Tuesday, June 23, 2020

Counterparty Risks of Lousy Broker

In May 2016, Guotai Junan Securities (Hong Kong) Limited was fined $1.3 million by SFC for the Client Identity Rule Policy. In Jun 2016, there was another enforcement case against Guotai Junan, which was much more severe.

As announced on 22 Jun 2020, Guotai Junan was fined $25.2 million by SFC for for multiple internal control failures and regulatory breaches in connection with AML, handling of third party fund transfers and placing activities, as well as detection of wash trades and late reporting.


Third party fund transfers
  • Between Mar 2014 and Mar 2015, Guotai Junan failed to take reasonable measures to ensure that proper safeguards were put in place to mitigate the risks of money laundering and terrorist financing in processing 15,584 third party deposits or withdrawals for its clients, totalling approximately $37.5 billion.
  • Despite red flags suggesting some of the third party fund transfers were unusual or suspicious, Guotai Junan failed to adequately monitor the activities of its clients, conduct appropriate scrutiny of the fund transfers, identify transactions that were suspicious and report them to the JFIU in a timely manner.
  • Guotai Junan processed 5,406 third party deposits from Jul 2015 to Jun 2016 without always documenting the identity of the depositors, their relationship with the account holders, and the reasons for these third party deposits.

Placing activities
  • While acting as the placing agent for the global offering of a Hong Kong-listed company’s shares between Dec 2015 and Jan 2016, Guotai Junan failed to take reasonable steps to ascertain whether the clients’ subscription applications were consistent with its knowledge of their background and source of funds, and make appropriate enquiries when there were grounds for suspicion.
  • In particular, the funds used by five clients to subscribe for $28.8 million worth of the listed company’s shares were deposited by the same third party into the respective client accounts in amounts far exceeding their self-declared net worth.
  • Despite such red flags, Guotai Junan did not take reasonable steps to verify the ultimate beneficial owners of the clients’ accounts and their source of funds, nor make appropriate enquiries to ascertain whether the clients were independent of the listed company.

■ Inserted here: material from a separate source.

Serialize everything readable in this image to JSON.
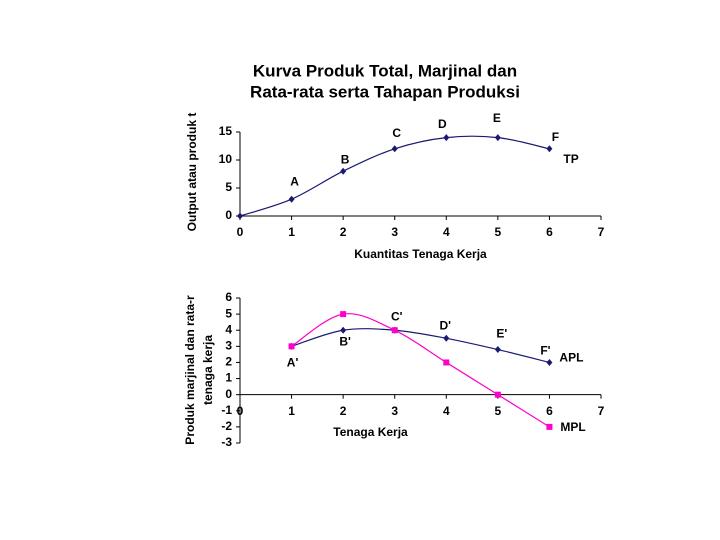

In the end, 3 of the 5 placees, who were allotted 11% of the listed company’s shares of the total placing under the international tranche, turned out to be the listed company’s employees.

Detection of wash trades and reporting obligation
  • Guotai Junan failed to detect 590 potential wash trades in a timely manner between Jan 2014 and Jul 2016 due to a lack of adequate written trade monitoring procedures or guidelines and technical failures of its transaction pattern monitoring system.
  • However, despite becoming aware in Jul 2016 of 210 potential wash trades which could not be detected in a timely manner as a result of the system failure, Guotai Junan did not report these 210 trades to SFC until 7 months later in Feb 2017.

More details of this case can be found from the Statement of Disciplinary Action.


If your firm is a financial institution conducting business with such a lousy broker, how would you evaluate the counterparty risks (regulatory risk, reputation risk, operational risk, etc.) in light of this enforcement case?